Trend Micro has patched a couple of security flaws in its Password Manager credential management product that gave attackers a way to escalate privileges and gain persistence on systems running the software.
In a security advisory Wednesday, the security vendor described the issue as involving two DLL hijacking vulnerabilities in the company's stand-alone version of the product and the version that comes integrated with the latest version of its anti-malware suite.
One of the now-patched vulnerabilities (CVE-2019-14684) would have allowed an attacker to load an arbitrary file with malicious code into the password manager. The other separate but similar vulnerability (CVE-2019-14687), also allowed attackers to load malicious code but using a different DLL.
The flaws existed in Trend Micro's 2019 versions of Password Manager, Maximum Security, and Premium Security products for Windows computers. The security vendor has issued a patch that is currently available to users who have signed up for automatic updates. Others can get the patch by manually updating their software to the latest build.
"Exploiting these types of vulnerabilities require that an attacker has access (physical or remote) to a vulnerable machine," Trend Micro said. Even though an exploit would likely require several specific conditions to exist, organizations should still upgrade to the latest build as soon as possible, the company advised.
Attractive to Attackers
Peleg Hadar, security researcher at SafeBreach Labs, the security firm that originally discovered and reported the vulnerabilities, says certain features in Trend Micro's Password Manager make it interesting for attackers.
For instance, the product runs as the most privileged user account (NT Authority\System) on Windows systems, thereby making it attractive to attackers seeking to escalate privileges on an infected system.
The product also uses a Trend Micro-signed executable. Hackers that find a way to execute code within this signed process have a way to potentially bypass whitelisting controls. Trend Micro's Password Manager service starts automatically at boot time - which benefits attackers looking for a way to maintain persistence on a system, he says.
The vulnerabilities that SafeBreach discovered would in certain situations have allowed an attacker to drop a malicious file with malicious code on a certain directory in the product, Hadar says. The code would be loaded and executed while signed as an executable under the scope of the Trend Micro password manager, he says. An attacker would have the ability to run under the highest privileges that the operating systems supports.
"This will provide the attacker the ability to do multiple malicious operations on the computer such as stealing sensitive data," Hadar says. "The attacker will also be able to likely evade security products because it's running under a process which is signed by Trend Micro." In the right conditions, an attacker would only need the lowest privilege in order to write a malicious file to a directory, he adds.

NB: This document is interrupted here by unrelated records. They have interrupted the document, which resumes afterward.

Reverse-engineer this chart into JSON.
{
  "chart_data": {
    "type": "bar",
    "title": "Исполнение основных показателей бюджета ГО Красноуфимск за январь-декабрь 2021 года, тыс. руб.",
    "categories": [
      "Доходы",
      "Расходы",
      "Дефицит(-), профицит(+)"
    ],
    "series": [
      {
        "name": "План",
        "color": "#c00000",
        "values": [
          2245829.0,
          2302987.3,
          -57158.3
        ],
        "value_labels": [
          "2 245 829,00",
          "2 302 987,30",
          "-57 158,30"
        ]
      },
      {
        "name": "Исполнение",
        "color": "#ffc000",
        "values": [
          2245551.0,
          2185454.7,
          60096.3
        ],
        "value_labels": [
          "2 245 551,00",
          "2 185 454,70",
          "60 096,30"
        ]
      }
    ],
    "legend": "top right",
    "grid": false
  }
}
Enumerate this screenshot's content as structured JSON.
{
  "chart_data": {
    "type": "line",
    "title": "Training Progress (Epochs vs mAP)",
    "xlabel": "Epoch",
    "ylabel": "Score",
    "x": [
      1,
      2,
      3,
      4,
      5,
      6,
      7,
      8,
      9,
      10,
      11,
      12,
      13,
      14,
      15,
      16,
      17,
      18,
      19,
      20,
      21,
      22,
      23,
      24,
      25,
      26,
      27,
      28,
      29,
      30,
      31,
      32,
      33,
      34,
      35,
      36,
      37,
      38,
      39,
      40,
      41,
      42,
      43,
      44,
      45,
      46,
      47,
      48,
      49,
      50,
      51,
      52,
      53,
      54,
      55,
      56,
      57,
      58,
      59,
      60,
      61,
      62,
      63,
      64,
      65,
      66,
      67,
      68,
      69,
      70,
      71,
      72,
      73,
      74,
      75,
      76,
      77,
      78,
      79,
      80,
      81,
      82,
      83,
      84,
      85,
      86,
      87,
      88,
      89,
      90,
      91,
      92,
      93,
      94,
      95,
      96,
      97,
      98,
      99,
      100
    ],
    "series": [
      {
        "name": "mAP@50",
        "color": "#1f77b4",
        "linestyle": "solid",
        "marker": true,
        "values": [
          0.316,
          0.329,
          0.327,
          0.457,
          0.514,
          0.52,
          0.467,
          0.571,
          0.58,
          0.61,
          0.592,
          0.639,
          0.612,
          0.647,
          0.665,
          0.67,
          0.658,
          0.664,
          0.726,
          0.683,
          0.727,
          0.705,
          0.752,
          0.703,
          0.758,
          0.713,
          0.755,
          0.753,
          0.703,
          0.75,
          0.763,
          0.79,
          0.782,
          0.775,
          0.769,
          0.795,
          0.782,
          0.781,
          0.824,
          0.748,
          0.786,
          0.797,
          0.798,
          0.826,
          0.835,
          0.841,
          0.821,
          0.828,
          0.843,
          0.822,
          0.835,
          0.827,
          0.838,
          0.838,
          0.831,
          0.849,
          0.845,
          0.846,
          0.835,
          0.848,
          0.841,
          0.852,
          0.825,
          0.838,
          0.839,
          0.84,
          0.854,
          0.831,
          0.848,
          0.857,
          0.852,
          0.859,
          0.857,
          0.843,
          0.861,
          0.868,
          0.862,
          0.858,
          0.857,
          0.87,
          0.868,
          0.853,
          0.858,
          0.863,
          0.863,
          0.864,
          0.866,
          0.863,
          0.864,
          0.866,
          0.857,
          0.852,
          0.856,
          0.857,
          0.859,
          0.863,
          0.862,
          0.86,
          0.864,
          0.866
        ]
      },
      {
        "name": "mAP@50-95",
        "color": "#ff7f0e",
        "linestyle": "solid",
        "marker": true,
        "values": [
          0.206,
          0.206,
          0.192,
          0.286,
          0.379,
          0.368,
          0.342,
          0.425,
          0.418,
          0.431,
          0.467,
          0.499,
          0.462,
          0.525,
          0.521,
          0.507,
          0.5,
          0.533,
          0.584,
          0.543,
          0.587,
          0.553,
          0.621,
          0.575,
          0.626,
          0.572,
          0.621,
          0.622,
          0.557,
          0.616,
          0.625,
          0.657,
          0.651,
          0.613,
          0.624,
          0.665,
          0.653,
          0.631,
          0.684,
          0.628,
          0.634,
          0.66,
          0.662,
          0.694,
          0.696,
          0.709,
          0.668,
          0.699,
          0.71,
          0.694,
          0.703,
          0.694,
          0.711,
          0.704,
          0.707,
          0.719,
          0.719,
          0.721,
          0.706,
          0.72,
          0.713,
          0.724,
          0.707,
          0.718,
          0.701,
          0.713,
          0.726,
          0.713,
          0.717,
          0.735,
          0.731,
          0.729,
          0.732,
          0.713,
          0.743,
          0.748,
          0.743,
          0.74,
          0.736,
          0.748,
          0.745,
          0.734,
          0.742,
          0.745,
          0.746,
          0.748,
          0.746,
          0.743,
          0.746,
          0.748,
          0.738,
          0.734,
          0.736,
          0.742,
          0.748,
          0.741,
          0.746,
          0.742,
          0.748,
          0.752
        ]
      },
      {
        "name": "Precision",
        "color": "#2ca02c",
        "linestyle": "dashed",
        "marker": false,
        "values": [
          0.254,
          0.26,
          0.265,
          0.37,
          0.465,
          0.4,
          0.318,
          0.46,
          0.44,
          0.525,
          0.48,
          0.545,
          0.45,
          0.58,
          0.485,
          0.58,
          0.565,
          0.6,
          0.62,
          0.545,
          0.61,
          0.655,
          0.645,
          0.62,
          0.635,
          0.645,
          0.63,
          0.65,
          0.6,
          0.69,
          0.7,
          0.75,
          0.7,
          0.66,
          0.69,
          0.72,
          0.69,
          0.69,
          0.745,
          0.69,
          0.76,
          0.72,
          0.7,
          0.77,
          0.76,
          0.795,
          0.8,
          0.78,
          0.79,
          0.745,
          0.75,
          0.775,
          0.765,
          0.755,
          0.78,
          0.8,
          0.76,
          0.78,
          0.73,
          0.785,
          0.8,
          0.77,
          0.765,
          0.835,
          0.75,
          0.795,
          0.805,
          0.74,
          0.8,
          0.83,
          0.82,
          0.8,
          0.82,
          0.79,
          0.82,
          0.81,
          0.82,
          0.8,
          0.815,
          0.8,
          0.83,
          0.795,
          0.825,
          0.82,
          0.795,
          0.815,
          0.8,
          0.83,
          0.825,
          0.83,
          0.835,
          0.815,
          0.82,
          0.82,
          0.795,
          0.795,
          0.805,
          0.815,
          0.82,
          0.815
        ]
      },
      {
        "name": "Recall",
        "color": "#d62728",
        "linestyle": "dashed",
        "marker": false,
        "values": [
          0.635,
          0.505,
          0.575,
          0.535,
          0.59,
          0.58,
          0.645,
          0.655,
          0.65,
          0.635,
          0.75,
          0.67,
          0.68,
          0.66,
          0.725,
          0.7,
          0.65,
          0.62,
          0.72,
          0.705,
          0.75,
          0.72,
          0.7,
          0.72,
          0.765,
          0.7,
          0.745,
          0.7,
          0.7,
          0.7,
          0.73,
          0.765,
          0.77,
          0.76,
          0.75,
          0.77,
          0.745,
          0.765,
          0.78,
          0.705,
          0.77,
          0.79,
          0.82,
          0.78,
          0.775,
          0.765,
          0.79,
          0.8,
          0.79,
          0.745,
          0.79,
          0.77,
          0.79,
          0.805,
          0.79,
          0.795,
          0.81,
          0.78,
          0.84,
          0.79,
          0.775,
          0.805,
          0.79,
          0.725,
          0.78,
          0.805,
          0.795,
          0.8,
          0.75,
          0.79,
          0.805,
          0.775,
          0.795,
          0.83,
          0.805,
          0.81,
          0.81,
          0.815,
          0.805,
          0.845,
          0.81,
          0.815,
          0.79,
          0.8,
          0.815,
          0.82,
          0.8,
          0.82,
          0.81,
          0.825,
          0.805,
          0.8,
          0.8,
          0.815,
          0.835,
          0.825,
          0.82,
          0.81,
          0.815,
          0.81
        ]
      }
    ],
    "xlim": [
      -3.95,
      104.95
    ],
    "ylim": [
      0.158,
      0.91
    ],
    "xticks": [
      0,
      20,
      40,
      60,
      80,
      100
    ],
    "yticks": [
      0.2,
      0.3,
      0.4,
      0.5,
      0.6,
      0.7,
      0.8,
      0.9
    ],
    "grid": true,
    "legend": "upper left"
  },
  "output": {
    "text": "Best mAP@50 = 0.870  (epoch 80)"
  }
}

Vulnerable Password Managers
Reports of vulnerabilities in security products—including password managers—are certainly not new.
Earlier this year Independent Security Evaluators (ISE), a consulting firm based in Baltimore released a report summarizing the findings from its analysis of popular password managers for Windows systems. The five products tested were Dashlane, KeePass, LastPass, 1Password 7, and 1Password 4.
The research turned up serious security issues in every single product including in some cases those that allowed credentials—even the master password—to be easily extracted from a locked password manager.
Even so, many security researchers advocate the use of password managers because it helps users secure credentials far more effectively than if they had not been using one. Even the researchers from ISE who uncovered the issue concluded that a password manager is generally a good thing.
"Aside from being an administrative tool to allow users to categorize and better manage their credentials, password managers guide users to avoid bad password practices such as using weak passwords, common passwords, generic passwords, and password reuse," the researchers said.